«Tu lui as dit en conclusion... qu’elle ne doit pas venir me voir, à cause de la contagion de cette sale peste? Tu as très bien fait. Sans toi, je me serais trouvée exposée, Dieu sait! à prendre cette affreuse maladie.... Tu lui as bien dit aussi qu’elle pourrait prendre les restes de nos repas? Mais cela ne suffit pas et j’aurais grand plaisir à lui assigner un petit fixe par jour, une piécette, par exemple. Qu’en dirais-tu?
—Je dis que, si nous commençons avec de pareilles prodigalités, nous allons promptement reprendre le chemin du Mont-de-Piété. Non, non, une piécette, c’est une piécette.... Nina aura bien assez avec deux réaux. C’est mon opinion et, si vous faites plus, je m’en lave les mains.
—Deux réaux, deux, tu as dit.... Oui, tu as raison, c’est assez. Tu ne sais pas les miracles que fait Nina avec une demi-piécette.»
En ce moment, Daniela accourut, toute tremblante, disant que Frasquito sonnait à la porte, et Obdulia, qui l’avait vu à travers le judas, disait qu’il ne fallait pas ouvrir afin d’éviter un scandale pareil à celui de la rue Impériale. Mais qui diable avait pu lui donner la nouvelle adresse? C’était sûrement cet animal de Polidor, et Juliana fit le serment de lui arracher une oreille. Mais, par un fâcheux contretemps, tandis que Ponte sonnait à la porte, Hilaria montait, revenant de son marché, et elle ouvrit avec sa clef, et il fut impossible d’empêcher Frasquito d’entrer, et il se présenta devant ces femmes épouvantées, le chapeau tiré jusqu’aux oreilles, brandissant sa canne, son vêtement en désarroi, tout maculé de terre et de boue. Il avait la bouche de travers et traînait péniblement sa jambe droite.
«Pour Dieu, Frasquito, lui dit doña Paca suppliante, ne nous faites pas peur. Vous êtes malade, vous devriez aller vous mettre au lit.»
Et Obdulia, arrivant à son tour, lui dit d’une voix déclamatoire:
«Frasquito, une personne comme vous, si distinguée, de si bonne société, nous dire ces choses; remettez-vous, rentrez en vous-même.
—Señora et madame, dit Ponte, enlevant avec la plus grande difficulté son chapeau, je suis un chevalier et je me vante de savoir me conduire avec des femmes élégantes; mais, comme ce bruit absurde est parti d’ici, je viens demander des explications. Mon honneur l’exige....

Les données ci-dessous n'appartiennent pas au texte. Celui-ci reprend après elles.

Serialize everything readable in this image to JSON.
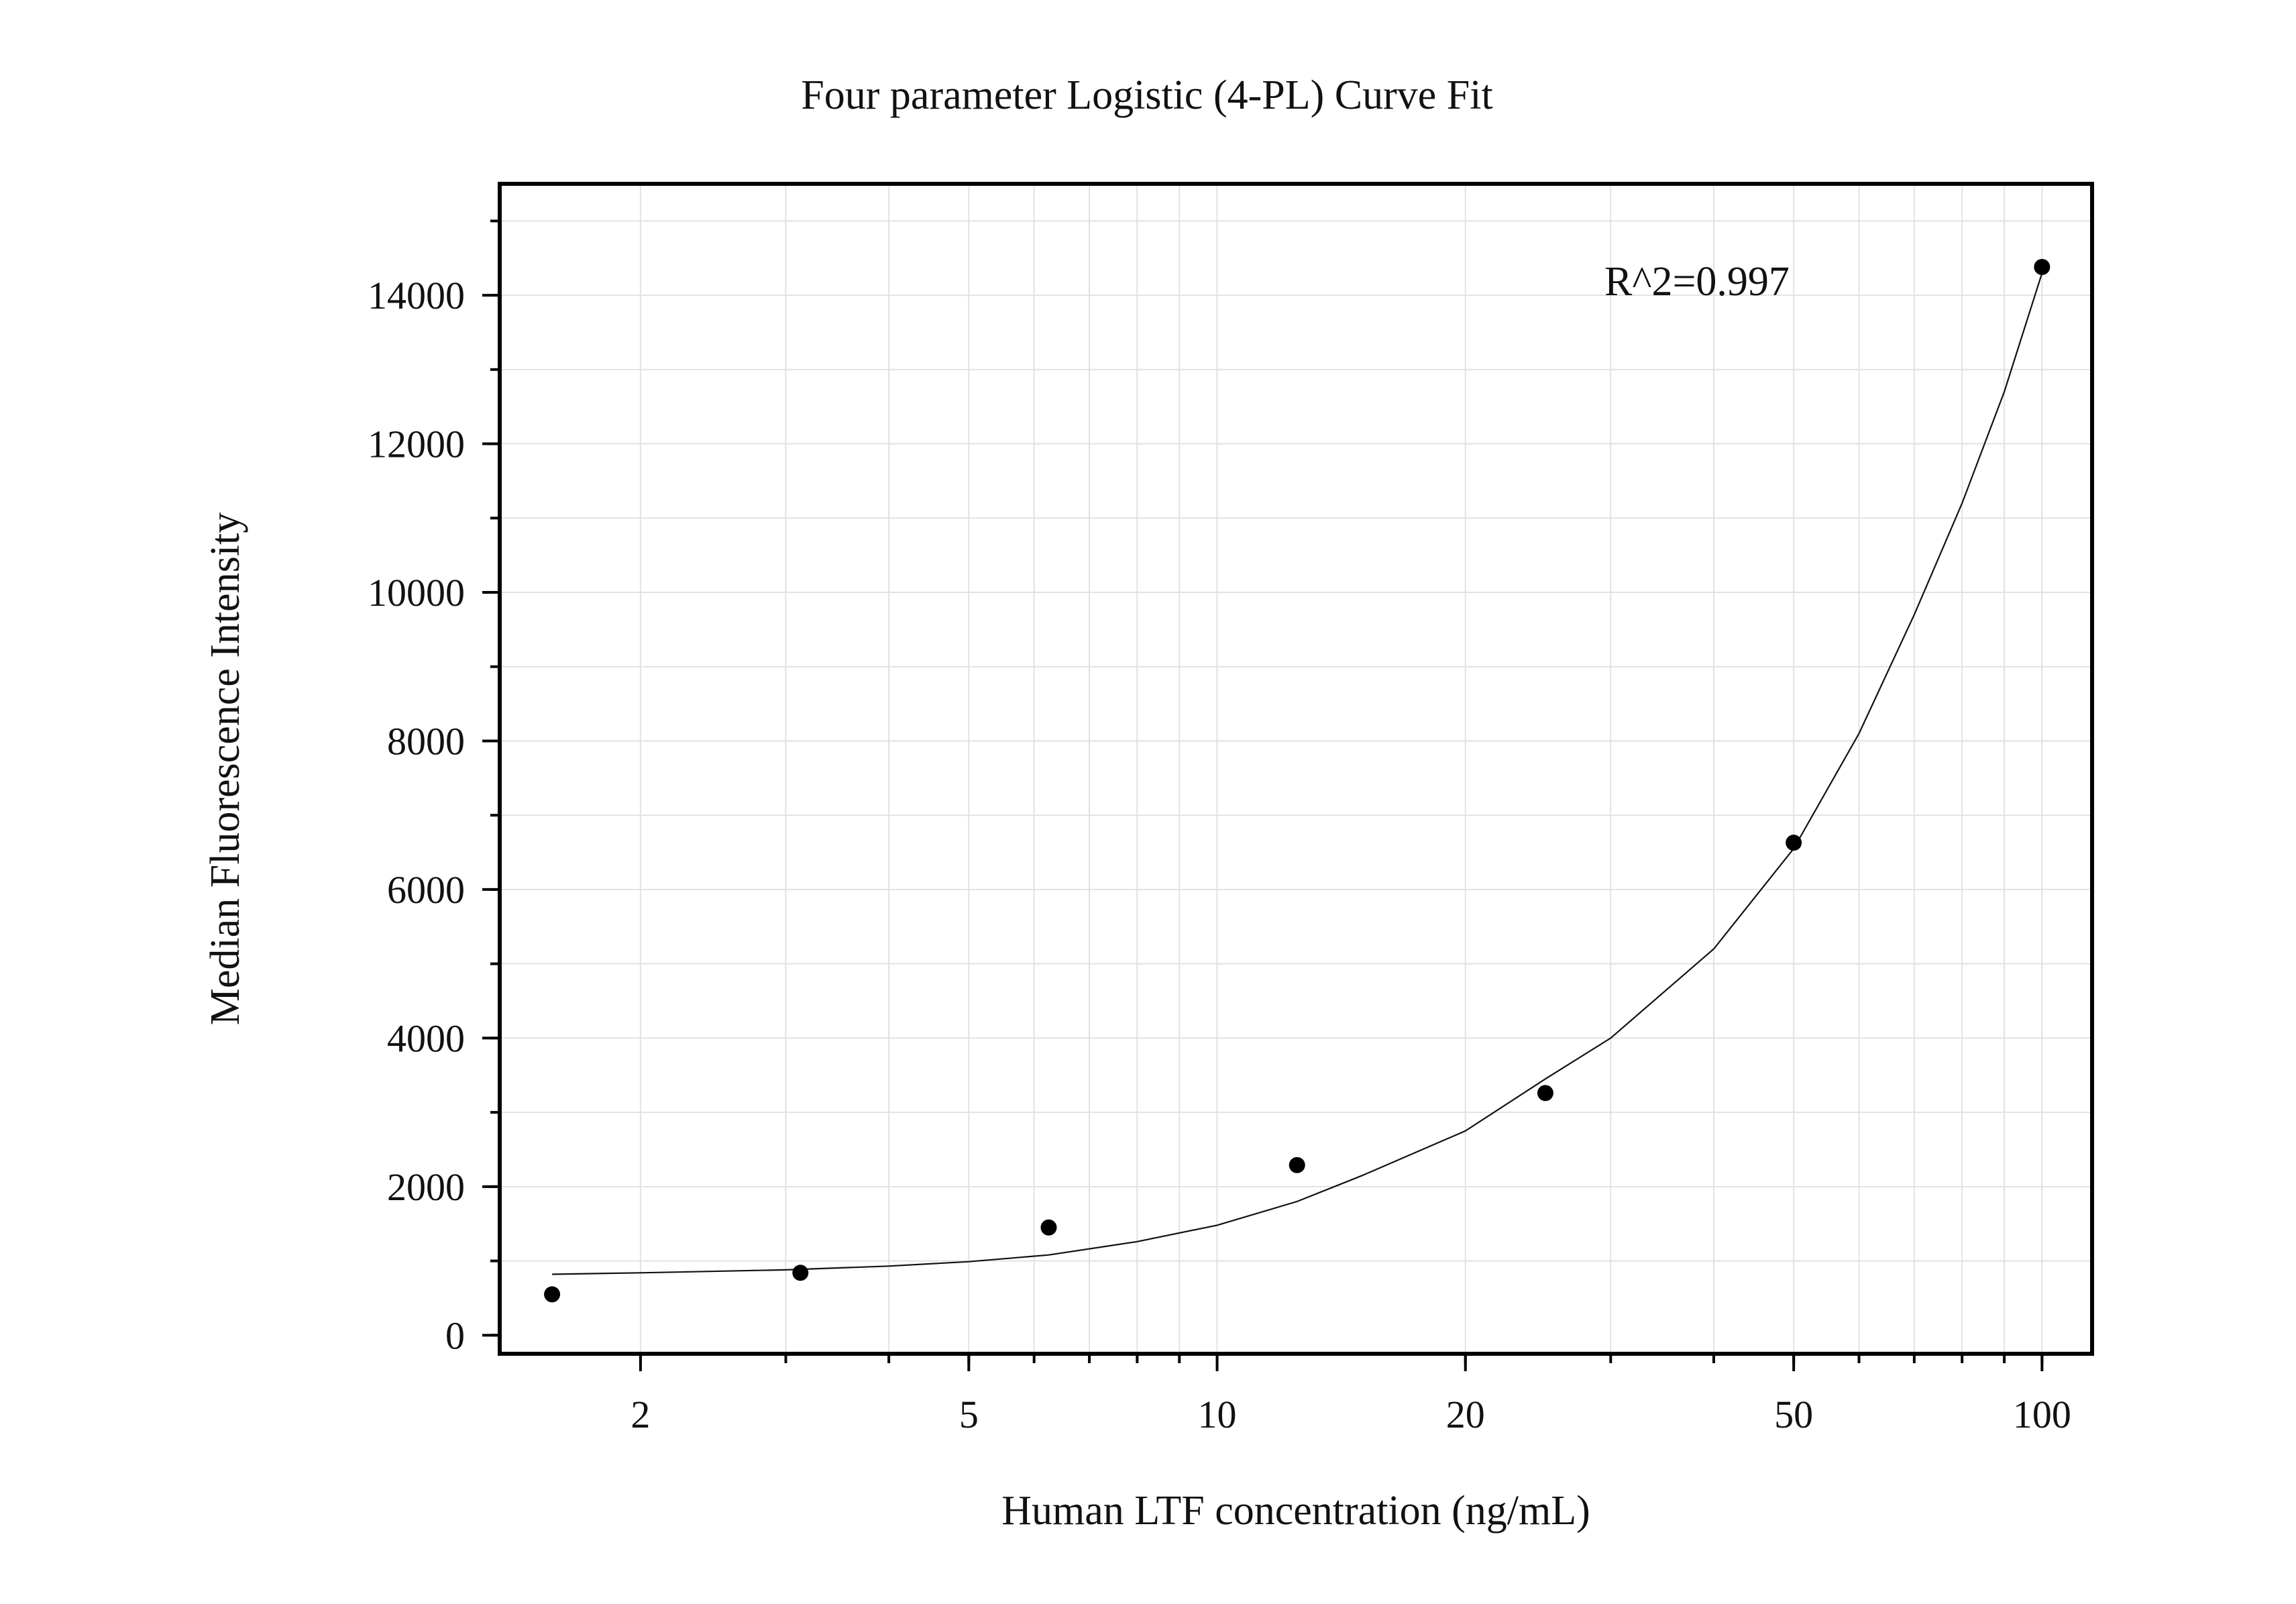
{
  "chart_data": {
    "type": "scatter",
    "title": "Four parameter Logistic (4-PL) Curve Fit",
    "xlabel": "Human LTF concentration (ng/mL)",
    "ylabel": "Median Fluorescence Intensity",
    "annotation": "R^2=0.997",
    "x_scale": "log",
    "xlim": [
      1.35,
      115
    ],
    "ylim": [
      -250,
      15500
    ],
    "x_ticks": [
      2,
      5,
      10,
      20,
      50,
      100
    ],
    "x_tick_labels": [
      "2",
      "5",
      "10",
      "20",
      "50",
      "100"
    ],
    "y_ticks": [
      0,
      2000,
      4000,
      6000,
      8000,
      10000,
      12000,
      14000
    ],
    "y_tick_labels": [
      "0",
      "2000",
      "4000",
      "6000",
      "8000",
      "10000",
      "12000",
      "14000"
    ],
    "grid": true,
    "series": [
      {
        "x": [
          1.5625,
          3.125,
          6.25,
          12.5,
          25,
          50,
          100
        ],
        "y": [
          550,
          840,
          1450,
          2290,
          3260,
          6630,
          14380
        ],
        "marker": "filled-circle",
        "color": "#000000"
      }
    ],
    "fit_curve": {
      "x": [
        1.5625,
        2,
        3,
        4,
        5,
        6.25,
        8,
        10,
        12.5,
        15,
        20,
        25,
        30,
        40,
        50,
        60,
        70,
        80,
        90,
        100
      ],
      "y": [
        820,
        840,
        880,
        930,
        990,
        1080,
        1260,
        1480,
        1800,
        2150,
        2750,
        3450,
        4000,
        5200,
        6550,
        8100,
        9700,
        11200,
        12700,
        14300
      ],
      "color": "#111111"
    }
  }
}
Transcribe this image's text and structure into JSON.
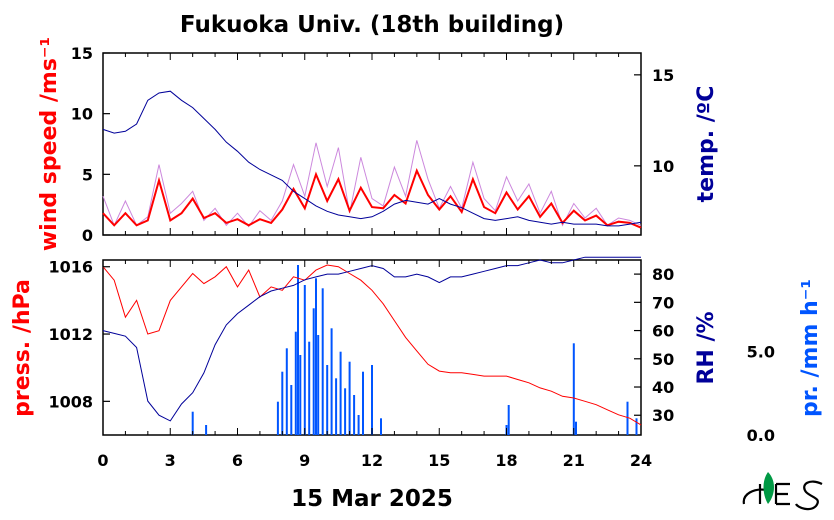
{
  "title": "Fukuoka Univ. (18th building)",
  "date_label": "15 Mar 2025",
  "colors": {
    "wind_fine": "#cc88dd",
    "wind_avg": "#ff0000",
    "temp": "#000099",
    "pressure": "#ff0000",
    "rh": "#000099",
    "precip": "#0055ff",
    "logo": "#009944"
  },
  "logo": "logo-ies-icon",
  "chart_data": [
    {
      "type": "line",
      "name": "wind and temperature",
      "x": [
        0,
        0.5,
        1,
        1.5,
        2,
        2.5,
        3,
        3.5,
        4,
        4.5,
        5,
        5.5,
        6,
        6.5,
        7,
        7.5,
        8,
        8.5,
        9,
        9.5,
        10,
        10.5,
        11,
        11.5,
        12,
        12.5,
        13,
        13.5,
        14,
        14.5,
        15,
        15.5,
        16,
        16.5,
        17,
        17.5,
        18,
        18.5,
        19,
        19.5,
        20,
        20.5,
        21,
        21.5,
        22,
        22.5,
        23,
        23.5,
        24
      ],
      "xlim": [
        0,
        24
      ],
      "xticks": [
        "0",
        "3",
        "6",
        "9",
        "12",
        "15",
        "18",
        "21",
        "24"
      ],
      "left_axis": {
        "label": "wind speed /ms⁻¹",
        "ylim": [
          0,
          15
        ],
        "ticks": [
          "0",
          "5",
          "10",
          "15"
        ]
      },
      "right_axis": {
        "label": "temp. /ºC",
        "ylim": [
          6.2,
          16.2
        ],
        "ticks": [
          "10",
          "15"
        ]
      },
      "series": [
        {
          "role": "wind_fine",
          "axis": "left",
          "values": [
            3.2,
            0.8,
            2.8,
            0.8,
            1.5,
            5.8,
            1.8,
            2.6,
            3.6,
            1.2,
            2.2,
            0.8,
            1.8,
            0.7,
            2.0,
            1.2,
            2.8,
            5.8,
            3.2,
            7.6,
            4.0,
            7.2,
            1.8,
            6.4,
            3.0,
            2.4,
            5.6,
            3.2,
            7.8,
            4.6,
            2.2,
            4.0,
            2.2,
            6.0,
            3.0,
            2.0,
            4.8,
            2.8,
            4.2,
            1.8,
            3.6,
            0.8,
            2.6,
            1.4,
            2.2,
            0.8,
            1.4,
            1.2,
            0.8
          ]
        },
        {
          "role": "wind_avg",
          "axis": "left",
          "values": [
            1.8,
            0.8,
            1.8,
            0.8,
            1.2,
            4.5,
            1.2,
            1.8,
            3.0,
            1.4,
            1.8,
            1.0,
            1.3,
            0.8,
            1.3,
            1.0,
            2.1,
            3.8,
            2.2,
            5.0,
            2.8,
            4.6,
            2.0,
            3.9,
            2.3,
            2.2,
            3.3,
            2.6,
            5.3,
            3.3,
            2.1,
            3.2,
            1.9,
            4.6,
            2.3,
            1.8,
            3.5,
            2.1,
            3.2,
            1.5,
            2.6,
            1.0,
            2.0,
            1.2,
            1.6,
            0.8,
            1.1,
            1.0,
            0.6
          ]
        },
        {
          "role": "temp",
          "axis": "right",
          "values": [
            12.0,
            11.8,
            11.9,
            12.3,
            13.6,
            14.0,
            14.1,
            13.6,
            13.2,
            12.6,
            12.0,
            11.3,
            10.8,
            10.2,
            9.8,
            9.5,
            9.2,
            8.6,
            8.2,
            7.8,
            7.5,
            7.3,
            7.2,
            7.1,
            7.2,
            7.5,
            7.9,
            8.1,
            8.0,
            7.9,
            8.2,
            7.9,
            7.7,
            7.4,
            7.1,
            7.0,
            7.1,
            7.2,
            7.0,
            6.9,
            6.8,
            6.9,
            6.8,
            6.8,
            6.8,
            6.7,
            6.7,
            6.8,
            6.9
          ]
        }
      ]
    },
    {
      "type": "line",
      "name": "pressure, humidity and precipitation",
      "x": [
        0,
        0.5,
        1,
        1.5,
        2,
        2.5,
        3,
        3.5,
        4,
        4.5,
        5,
        5.5,
        6,
        6.5,
        7,
        7.5,
        8,
        8.5,
        9,
        9.5,
        10,
        10.5,
        11,
        11.5,
        12,
        12.5,
        13,
        13.5,
        14,
        14.5,
        15,
        15.5,
        16,
        16.5,
        17,
        17.5,
        18,
        18.5,
        19,
        19.5,
        20,
        20.5,
        21,
        21.5,
        22,
        22.5,
        23,
        23.5,
        24
      ],
      "xlim": [
        0,
        24
      ],
      "xticks": [
        "0",
        "3",
        "6",
        "9",
        "12",
        "15",
        "18",
        "21",
        "24"
      ],
      "left_axis": {
        "label": "press. /hPa",
        "ylim": [
          1006,
          1016.4
        ],
        "ticks": [
          "1008",
          "1012",
          "1016"
        ]
      },
      "right_axis": {
        "label": "RH /%",
        "ylim": [
          23,
          85
        ],
        "ticks": [
          "30",
          "40",
          "50",
          "60",
          "70",
          "80"
        ]
      },
      "precip_axis": {
        "label": "pr. /mm h⁻¹",
        "ylim": [
          0,
          10.5
        ],
        "ticks": [
          "0.0",
          "5.0"
        ]
      },
      "series": [
        {
          "role": "pressure",
          "axis": "left",
          "values": [
            1016.0,
            1015.2,
            1013.0,
            1014.0,
            1012.0,
            1012.2,
            1014.0,
            1014.8,
            1015.6,
            1015.0,
            1015.4,
            1016.0,
            1014.8,
            1015.8,
            1014.2,
            1014.8,
            1014.6,
            1015.4,
            1015.2,
            1015.8,
            1016.1,
            1016.0,
            1015.6,
            1015.2,
            1014.6,
            1013.8,
            1012.8,
            1011.8,
            1011.0,
            1010.2,
            1009.8,
            1009.7,
            1009.7,
            1009.6,
            1009.5,
            1009.5,
            1009.5,
            1009.3,
            1009.1,
            1008.8,
            1008.6,
            1008.3,
            1008.2,
            1008.0,
            1007.8,
            1007.5,
            1007.2,
            1007.0,
            1006.6
          ]
        },
        {
          "role": "rh",
          "axis": "right",
          "values": [
            60,
            59,
            58,
            54,
            35,
            30,
            28,
            34,
            38,
            45,
            55,
            62,
            66,
            69,
            72,
            74,
            75,
            76,
            78,
            79,
            80,
            80,
            81,
            82,
            83,
            82,
            79,
            79,
            80,
            79,
            77,
            79,
            79,
            80,
            81,
            82,
            83,
            83,
            84,
            85,
            84,
            84,
            85,
            86,
            86,
            86,
            86,
            86,
            86
          ]
        }
      ],
      "precip_bars": {
        "x": [
          4.0,
          4.6,
          7.8,
          8.0,
          8.2,
          8.4,
          8.6,
          8.7,
          8.8,
          9.0,
          9.2,
          9.4,
          9.5,
          9.6,
          9.8,
          10.0,
          10.2,
          10.4,
          10.6,
          10.8,
          11.0,
          11.2,
          11.4,
          11.6,
          12.0,
          12.4,
          18.0,
          18.1,
          21.0,
          21.1,
          23.4,
          23.8
        ],
        "values": [
          1.4,
          0.6,
          2.0,
          3.8,
          5.2,
          3.0,
          6.2,
          10.2,
          4.8,
          9.0,
          5.6,
          7.6,
          9.4,
          6.0,
          8.8,
          4.2,
          6.4,
          3.4,
          5.0,
          2.8,
          4.4,
          2.4,
          1.2,
          3.8,
          4.2,
          1.0,
          0.6,
          1.8,
          5.5,
          0.8,
          2.0,
          1.0
        ]
      }
    }
  ]
}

—Et qu’avons-nous à voir, nous autres, avec l’honneur d’un personnage comme vous? s’écria Juliana. Allez, c’est d’une personne mal élevée que de manquer ainsi aux dames! L’autre jour, elles étaient pour vous impératrices et reines, et aujourd’hui....
—Et maintenant, dit Ponte effrayé et tremblant tant soit peu devant l’accent énergique de Juliana comme roseau battu par le vent, et maintenant je ne manque point au respect dû aux dames. Obdulia est une dame, doña Francisca une autre dame. Mais pourtant, toutes dames qu’elles sont, elles m’ont calomnié; elles m’ont blessé dans les sentiments les plus purs de mon être, en soutenant que j’ai fait la cour à Benina... et que je l’ai poussée vers un amour déshonnête pour la faire manquer avec moi à la fidélité qu’elle doit à ce noble chevalier de l’Arabie.